ID Skeptic

At a client site, a few years ago, I had an interesting discussion with a ‘senior programmer’. Our discussion centred on a configurable home-page. A user could decide what news or other information etc, they wanted to display on their home page. They’d start off by being given a generic page - and the customer could add or remove certain types of content to customise their page. Once they saved the ‘new look’ site, their choices would be saved on the web-server.

The company didn’t want to force people to login, or even make them sign-up for an account. The goal was to keep it simple for the user. But they needed a way to uniquely identify the users, so they used an existing feature of the website. The first time a user came to the site, they were cookied with a ‘unique’ id ‘code’. We could then use this identifier as a key in our database to store the details of what the users had configured their homepage to look like.

The testers reading this will already be dreaming up but what if’s and other questions regarding the plan. When I was told of the plan, it seemed logical and sensible. It has its flaws, and many of these were known and accepted. For example: The users settings would not easily be transferred from one computer to another etc. The cookies containing the ID code were likely to be deleted over time, for various reasons. They were known, but the benefits were considered greater than the known problems.

One thing did stand out when I heard the plan though. As a software tester, I’ve become more sensitive to absolutes; I suspect I notice certain words more than non-testers. When I hear Never, Always, Unique, Every and similar words it’s like a red rag to a bull. (Maybe we should christen them matador-words, designed to engage the critical instincts in a good tester.)

In this instance, I’ve learned that unique is firstly a relative term and secondly rarely tested.

A relative term because many systems I’ve used and tested have had unique identifiers. Upon closer examination, they often end-up being unique to a development environment - but possibly repeated in test and live systems. Fine you think, until you see that developer’s test-orders might not be filtered out from real outgoing orders to suppliers. Or: unique to a country or language, until they attempt to merge databases to one large centralised and multinational system.
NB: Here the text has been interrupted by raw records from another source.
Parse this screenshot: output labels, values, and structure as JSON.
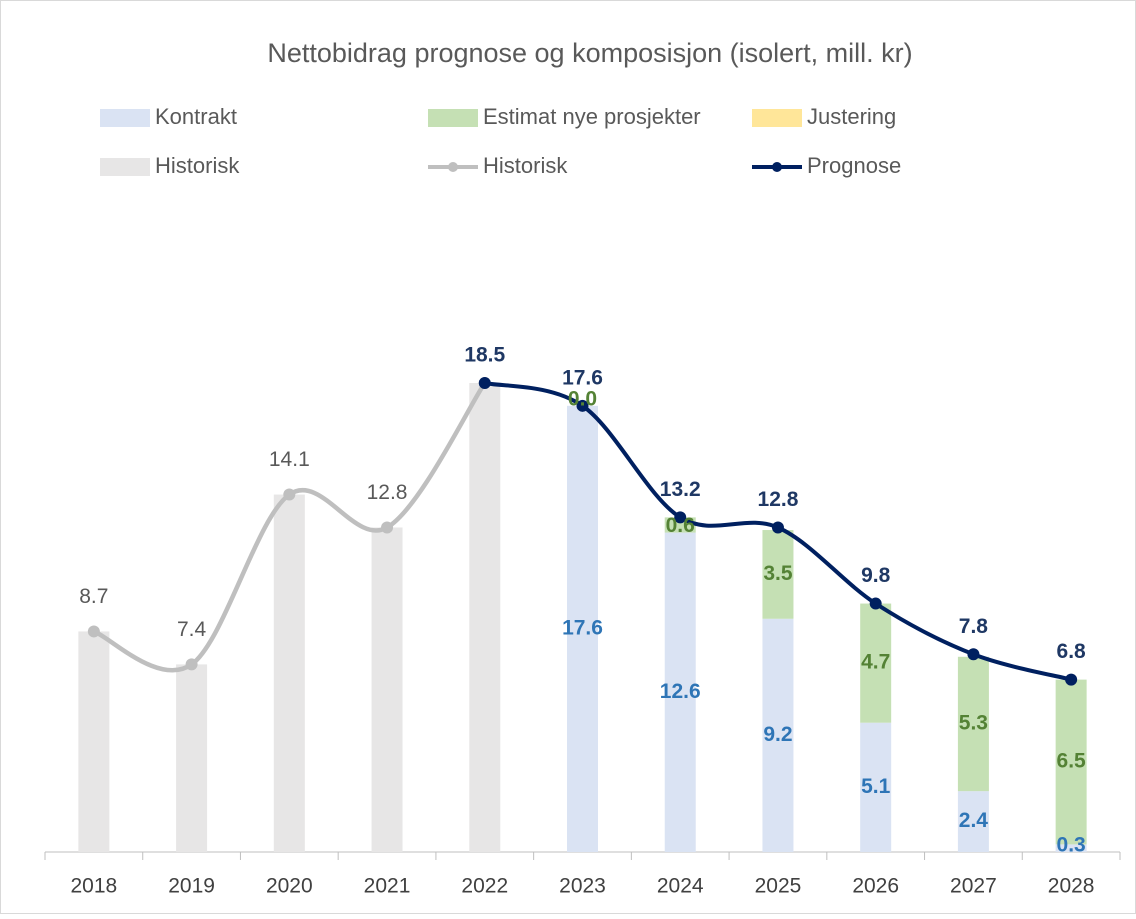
{
  "chart_data": {
    "type": "bar",
    "title": "Nettobidrag prognose og komposisjon (isolert, mill. kr)",
    "categories": [
      "2018",
      "2019",
      "2020",
      "2021",
      "2022",
      "2023",
      "2024",
      "2025",
      "2026",
      "2027",
      "2028"
    ],
    "ylim": [
      0,
      25
    ],
    "series": [
      {
        "name": "Kontrakt",
        "type": "bar",
        "color": "#dae3f3",
        "label_color": "#2e75b6",
        "values": [
          null,
          null,
          null,
          null,
          null,
          17.6,
          12.6,
          9.2,
          5.1,
          2.4,
          0.3
        ]
      },
      {
        "name": "Estimat nye prosjekter",
        "type": "bar",
        "color": "#c5e0b4",
        "label_color": "#548235",
        "values": [
          null,
          null,
          null,
          null,
          null,
          0,
          0.6,
          3.5,
          4.7,
          5.3,
          6.5
        ],
        "value_labels": [
          null,
          null,
          null,
          null,
          null,
          "0.0",
          "0.6",
          "3.5",
          "4.7",
          "5.3",
          "6.5"
        ]
      },
      {
        "name": "Justering",
        "type": "bar",
        "color": "#ffe699",
        "values": [
          null,
          null,
          null,
          null,
          null,
          null,
          null,
          null,
          null,
          null,
          null
        ]
      },
      {
        "name": "Historisk",
        "type": "bar",
        "color": "#e7e6e6",
        "values": [
          8.7,
          7.4,
          14.1,
          12.8,
          18.5,
          null,
          null,
          null,
          null,
          null,
          null
        ]
      },
      {
        "name": "Historisk",
        "type": "line",
        "color": "#bfbfbf",
        "label_color": "#595959",
        "values": [
          8.7,
          7.4,
          14.1,
          12.8,
          18.5,
          null,
          null,
          null,
          null,
          null,
          null
        ]
      },
      {
        "name": "Prognose",
        "type": "line",
        "color": "#002060",
        "label_color": "#1f3864",
        "values": [
          null,
          null,
          null,
          null,
          18.5,
          17.6,
          13.2,
          12.8,
          9.8,
          7.8,
          6.8
        ]
      }
    ]
  }
}
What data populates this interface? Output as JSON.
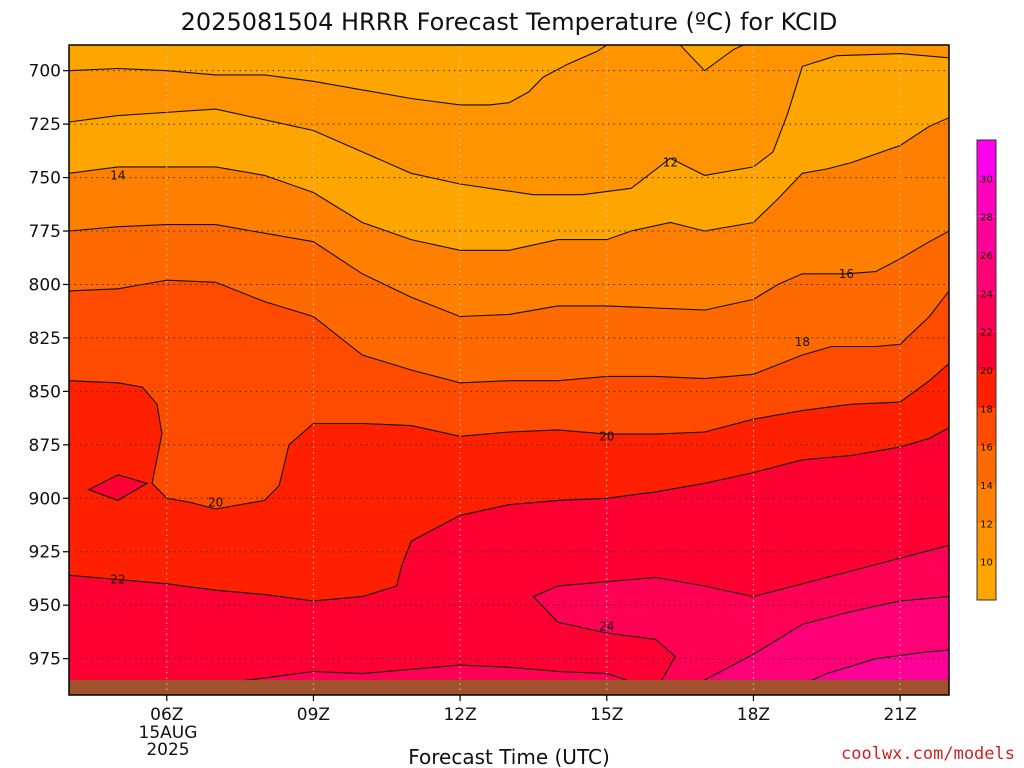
{
  "chart_data": {
    "type": "heatmap",
    "title": "2025081504 HRRR Forecast Temperature (ºC) for KCID",
    "xlabel": "Forecast Time (UTC)",
    "ylabel": "",
    "date_label": {
      "day": "15AUG",
      "year": "2025"
    },
    "credit": "coolwx.com/models",
    "x_ticks": [
      "06Z",
      "09Z",
      "12Z",
      "15Z",
      "18Z",
      "21Z"
    ],
    "x_tick_hours": [
      6,
      9,
      12,
      15,
      18,
      21
    ],
    "xlim_hours": [
      4,
      22
    ],
    "y_ticks": [
      700,
      725,
      750,
      775,
      800,
      825,
      850,
      875,
      900,
      925,
      950,
      975
    ],
    "ylim_hpa": [
      688,
      992
    ],
    "y_axis_inverted": true,
    "grid": true,
    "colorbar": {
      "ticks": [
        10,
        12,
        14,
        16,
        18,
        20,
        22,
        24,
        26,
        28,
        30
      ],
      "colors": [
        {
          "from": 8,
          "to": 10,
          "color": "#ffa500"
        },
        {
          "from": 10,
          "to": 12,
          "color": "#ff9400"
        },
        {
          "from": 12,
          "to": 14,
          "color": "#ff8000"
        },
        {
          "from": 14,
          "to": 16,
          "color": "#ff6a00"
        },
        {
          "from": 16,
          "to": 18,
          "color": "#ff4b00"
        },
        {
          "from": 18,
          "to": 20,
          "color": "#ff2000"
        },
        {
          "from": 20,
          "to": 22,
          "color": "#ff0033"
        },
        {
          "from": 22,
          "to": 24,
          "color": "#ff0055"
        },
        {
          "from": 24,
          "to": 26,
          "color": "#ff0077"
        },
        {
          "from": 26,
          "to": 28,
          "color": "#ff0099"
        },
        {
          "from": 28,
          "to": 30,
          "color": "#ff00bb"
        },
        {
          "from": 30,
          "to": 32,
          "color": "#ff00ee"
        }
      ]
    },
    "contour_labels": [
      {
        "text": "12",
        "hour": 16.3,
        "hpa": 743
      },
      {
        "text": "14",
        "hour": 5.0,
        "hpa": 749
      },
      {
        "text": "16",
        "hour": 19.9,
        "hpa": 795
      },
      {
        "text": "18",
        "hour": 19.0,
        "hpa": 827
      },
      {
        "text": "20",
        "hour": 7.0,
        "hpa": 902
      },
      {
        "text": "20",
        "hour": 15.0,
        "hpa": 871
      },
      {
        "text": "22",
        "hour": 5.0,
        "hpa": 938
      },
      {
        "text": "24",
        "hour": 15.0,
        "hpa": 960
      }
    ],
    "surface": {
      "hpa": 985,
      "color": "#a0522d"
    },
    "contours": [
      {
        "level": 12,
        "fill": "#ff9400",
        "points": [
          [
            4,
            700
          ],
          [
            5,
            699
          ],
          [
            6,
            700
          ],
          [
            7,
            702
          ],
          [
            8,
            702
          ],
          [
            9,
            705
          ],
          [
            10,
            709
          ],
          [
            11,
            713
          ],
          [
            12,
            716
          ],
          [
            12.6,
            716
          ],
          [
            13,
            715
          ],
          [
            13.4,
            710
          ],
          [
            13.7,
            703
          ],
          [
            14.2,
            697
          ],
          [
            14.8,
            691
          ],
          [
            15,
            688
          ]
        ],
        "tail": [
          [
            16.5,
            688
          ],
          [
            17,
            700
          ],
          [
            17.6,
            690
          ],
          [
            17.8,
            688
          ],
          [
            22,
            688
          ],
          [
            22,
            694
          ],
          [
            21,
            692
          ],
          [
            19.7,
            693
          ],
          [
            19,
            698
          ],
          [
            18.7,
            720
          ],
          [
            18.4,
            738
          ],
          [
            18,
            745
          ],
          [
            17,
            749
          ],
          [
            16.3,
            741
          ],
          [
            15.5,
            755
          ],
          [
            14.5,
            758
          ],
          [
            13.5,
            758
          ],
          [
            12,
            753
          ],
          [
            11,
            748
          ],
          [
            10,
            738
          ],
          [
            9,
            728
          ],
          [
            7,
            718
          ],
          [
            5,
            721
          ],
          [
            4,
            724
          ]
        ]
      },
      {
        "level": 14,
        "fill": "#ff8000",
        "points": [
          [
            4,
            748
          ],
          [
            5,
            745
          ],
          [
            6,
            745
          ],
          [
            7,
            745
          ],
          [
            8,
            749
          ],
          [
            9,
            757
          ],
          [
            10,
            771
          ],
          [
            11,
            779
          ],
          [
            12,
            784
          ],
          [
            13,
            784
          ],
          [
            14,
            779
          ],
          [
            15,
            779
          ],
          [
            15.5,
            775
          ],
          [
            16.3,
            771
          ],
          [
            17,
            775
          ],
          [
            18,
            771
          ],
          [
            18.5,
            760
          ],
          [
            19,
            748
          ],
          [
            19.5,
            746
          ],
          [
            20,
            743
          ],
          [
            21,
            735
          ],
          [
            21.6,
            726
          ],
          [
            22,
            722
          ]
        ]
      },
      {
        "level": 16,
        "fill": "#ff6a00",
        "points": [
          [
            4,
            775
          ],
          [
            5,
            773
          ],
          [
            6,
            772
          ],
          [
            7,
            772
          ],
          [
            8,
            776
          ],
          [
            9,
            780
          ],
          [
            10,
            795
          ],
          [
            11,
            806
          ],
          [
            12,
            815
          ],
          [
            13,
            814
          ],
          [
            14,
            810
          ],
          [
            15,
            810
          ],
          [
            16,
            811
          ],
          [
            17,
            812
          ],
          [
            18,
            807
          ],
          [
            18.5,
            800
          ],
          [
            19,
            795
          ],
          [
            19.9,
            795
          ],
          [
            20.5,
            794
          ],
          [
            21,
            788
          ],
          [
            21.6,
            780
          ],
          [
            22,
            775
          ]
        ]
      },
      {
        "level": 18,
        "fill": "#ff4b00",
        "points": [
          [
            4,
            803
          ],
          [
            5,
            802
          ],
          [
            5.5,
            800
          ],
          [
            6,
            798
          ],
          [
            7,
            799
          ],
          [
            8,
            808
          ],
          [
            9,
            815
          ],
          [
            10,
            833
          ],
          [
            11,
            840
          ],
          [
            12,
            846
          ],
          [
            13,
            845
          ],
          [
            14,
            845
          ],
          [
            15,
            843
          ],
          [
            16,
            843
          ],
          [
            17,
            844
          ],
          [
            18,
            842
          ],
          [
            19,
            833
          ],
          [
            19.6,
            829
          ],
          [
            20.5,
            829
          ],
          [
            21,
            828
          ],
          [
            21.6,
            815
          ],
          [
            22,
            803
          ]
        ]
      },
      {
        "level": 20,
        "fill": "#ff2000",
        "points": [
          [
            4,
            845
          ],
          [
            5,
            846
          ],
          [
            5.5,
            848
          ],
          [
            5.8,
            856
          ],
          [
            5.9,
            870
          ],
          [
            5.7,
            893
          ],
          [
            6,
            900
          ],
          [
            6.5,
            902
          ],
          [
            7,
            905
          ],
          [
            8,
            901
          ],
          [
            8.3,
            894
          ],
          [
            8.5,
            875
          ],
          [
            9,
            865
          ],
          [
            10,
            865
          ],
          [
            11,
            866
          ],
          [
            12,
            871
          ],
          [
            13,
            869
          ],
          [
            14,
            868
          ],
          [
            15,
            870
          ],
          [
            16,
            870
          ],
          [
            17,
            869
          ],
          [
            18,
            863
          ],
          [
            19,
            859
          ],
          [
            20,
            856
          ],
          [
            21,
            855
          ],
          [
            21.6,
            845
          ],
          [
            22,
            837
          ]
        ]
      },
      {
        "level": 22,
        "fill": "#ff0033",
        "points": [
          [
            4,
            936
          ],
          [
            5,
            938
          ],
          [
            6,
            940
          ],
          [
            7,
            943
          ],
          [
            8,
            945
          ],
          [
            9,
            948
          ],
          [
            10,
            946
          ],
          [
            10.7,
            941
          ],
          [
            10.8,
            932
          ],
          [
            11,
            920
          ],
          [
            12,
            908
          ],
          [
            13,
            903
          ],
          [
            14,
            901
          ],
          [
            15,
            900
          ],
          [
            16,
            897
          ],
          [
            17,
            893
          ],
          [
            18,
            888
          ],
          [
            19,
            882
          ],
          [
            20,
            880
          ],
          [
            21,
            876
          ],
          [
            21.6,
            872
          ],
          [
            22,
            867
          ]
        ]
      },
      {
        "level": 24,
        "fill": "#ff0055",
        "points": [
          [
            4,
            992
          ],
          [
            6,
            990
          ],
          [
            7,
            987
          ],
          [
            8,
            984
          ],
          [
            9,
            981
          ],
          [
            10,
            982
          ],
          [
            11,
            980
          ],
          [
            12,
            978
          ],
          [
            13,
            979
          ],
          [
            14,
            981
          ],
          [
            15,
            982
          ],
          [
            15.4,
            985
          ],
          [
            15.8,
            990
          ],
          [
            16,
            992
          ]
        ],
        "tail": [
          [
            22,
            992
          ],
          [
            22,
            922
          ],
          [
            21,
            928
          ],
          [
            20,
            934
          ],
          [
            19,
            940
          ],
          [
            18,
            946
          ],
          [
            17,
            941
          ],
          [
            16,
            937
          ],
          [
            15,
            939
          ],
          [
            14,
            941
          ],
          [
            13.5,
            946
          ],
          [
            14,
            958
          ],
          [
            15,
            963
          ],
          [
            16,
            966
          ],
          [
            16.4,
            974
          ],
          [
            16,
            990
          ],
          [
            16,
            992
          ]
        ]
      },
      {
        "level": 26,
        "fill": "#ff0077",
        "points": [
          [
            16.5,
            992
          ],
          [
            17,
            985
          ],
          [
            18,
            973
          ],
          [
            19,
            959
          ],
          [
            20,
            953
          ],
          [
            21,
            948
          ],
          [
            22,
            946
          ],
          [
            22,
            992
          ]
        ]
      },
      {
        "level": 28,
        "fill": "#ff0099",
        "points": [
          [
            18.5,
            992
          ],
          [
            19.5,
            982
          ],
          [
            20.5,
            975
          ],
          [
            21.5,
            972
          ],
          [
            22,
            971
          ],
          [
            22,
            992
          ]
        ]
      }
    ]
  }
}
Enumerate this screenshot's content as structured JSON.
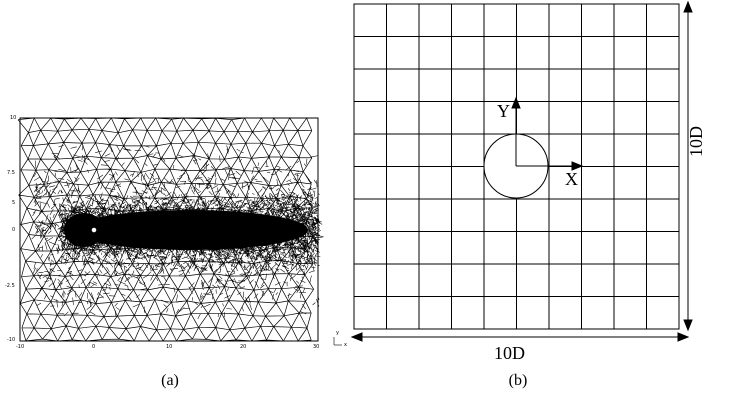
{
  "panel_a": {
    "caption": "(a)",
    "x_ticks": [
      "-10",
      "0",
      "10",
      "20",
      "30"
    ],
    "y_ticks": [
      "10",
      "7.5",
      "5",
      "0",
      "-2.5",
      "-10"
    ],
    "triad": {
      "y": "y",
      "x": "x"
    }
  },
  "panel_b": {
    "caption": "(b)",
    "grid_divisions": 10,
    "y_axis_label": "Y",
    "x_axis_label": "X",
    "width_label": "10D",
    "height_label": "10D"
  },
  "colors": {
    "line": "#000000",
    "background": "#ffffff"
  }
}
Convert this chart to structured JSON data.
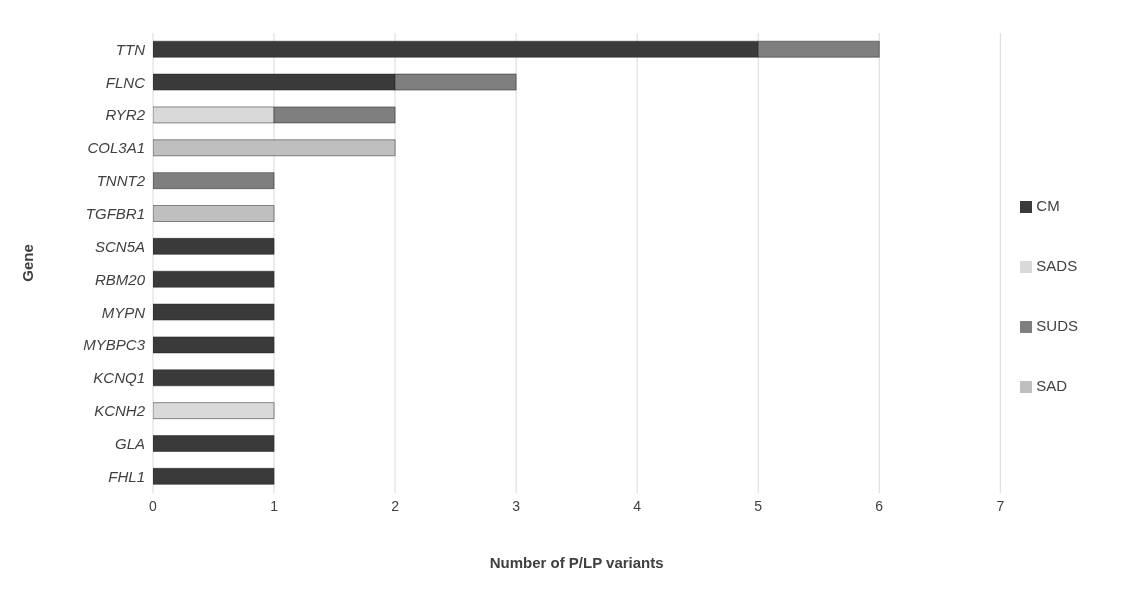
{
  "chart_data": {
    "type": "bar",
    "orientation": "horizontal",
    "stacked": true,
    "xlabel": "Number of P/LP variants",
    "ylabel": "Gene",
    "categories": [
      "TTN",
      "FLNC",
      "RYR2",
      "COL3A1",
      "TNNT2",
      "TGFBR1",
      "SCN5A",
      "RBM20",
      "MYPN",
      "MYBPC3",
      "KCNQ1",
      "KCNH2",
      "GLA",
      "FHL1"
    ],
    "series": [
      {
        "name": "CM",
        "color": "#3a3a3a",
        "values": [
          5,
          2,
          0,
          0,
          0,
          0,
          1,
          1,
          1,
          1,
          1,
          0,
          1,
          1
        ]
      },
      {
        "name": "SADS",
        "color": "#d9d9d9",
        "values": [
          0,
          0,
          1,
          0,
          0,
          0,
          0,
          0,
          0,
          0,
          0,
          1,
          0,
          0
        ]
      },
      {
        "name": "SUDS",
        "color": "#7f7f7f",
        "values": [
          1,
          1,
          1,
          0,
          1,
          0,
          0,
          0,
          0,
          0,
          0,
          0,
          0,
          0
        ]
      },
      {
        "name": "SAD",
        "color": "#bfbfbf",
        "values": [
          0,
          0,
          0,
          2,
          0,
          1,
          0,
          0,
          0,
          0,
          0,
          0,
          0,
          0
        ]
      }
    ],
    "xlim": [
      0,
      7
    ],
    "xticks": [
      0,
      1,
      2,
      3,
      4,
      5,
      6,
      7
    ],
    "grid": "x",
    "legend": "right"
  }
}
Sometimes it’s more fundamental, they just aren’t unique or maybe they are - but will soon ‘run out’. A good example I’ve seen of an ID that wasn’t unique is a timestamp. The idea being that a timestamp [to the millisecond etc] is unlikely to be assigned to multiple users. To be sure, a programmer might even synchronise the handout of the timestamps ensuring one is always before another. But what happens when you have 2 or even 100 servers? The chances of a clash soon become quite likely.

Another system I investigated had reliably unique identifiers or ‘IDs’, but the system was greedy and ‘grabbed’ many at start up. This combined with a flaky-system requiring many restarts per day - meant that the servers were ‘burning’ through vast amounts of the IDs and it was forecasted we would soon run out. A potentially quick fix - when we could see it coming, but it could of been a site-outing incident had it not been caught.

Another related issue I’ve seen is when the ID was unique, but the code used to look up matches for the ID was not correct, and didn’t treat it as such. The comparison was essentially, if one value contained the other value - return true. This issue didn’t show up at first, but did when one value was ‘6’ and it was compared with e.g.: ‘156899’ the ‘match’ was ‘good’. Unfortunately that code was for restarting production servers and caused approx 80% of the production servers to be restarted at the same time.

In this example the IDs appeared at first glance to be good. They consisted of a mixture of letters and numbers and were over 60 characters long. This means there was a lot of ‘ID-space’ and therefore: very many possible unique IDs. The programmer correctly thought that this number was so huge that the system could hand out new IDs, essentially ‘forever’, without ever duplicating a single one. Any suggestion otherwise was clearly short-sighted, and failing to ‘get the math’.

But actually, the programmer confused how the system ‘should’ work with how it ‘does’ work. What we are testing is the uniqueness itself – that’s part of the system under test. We shouldn’t assume that there might be bugs throughout the application - except in -that- critical but untested feature. When you question the behaviour of a piece of software, why stop when presented with a sacred cow in the form of the word ‘Unique’ or others such as ‘Random’. It would be foolish to depend on the foundation of a unique ID when testing an application built on it, especially when given no evidence of it’s ‘goodness’, other than faith.

What is often confusing to non-testers is that we question such things as ‘Uniqueness’. As discussed above, the system could be capable of generating good ‘unique’ IDs, but it’s another thing to be confident that it is actually doing so. There are many reasons the system you’re working with isn’t getting the unique input it requires. As a tester, questioning these assumptions and highlighting the risks we uncover provides valuable feedback to our customers.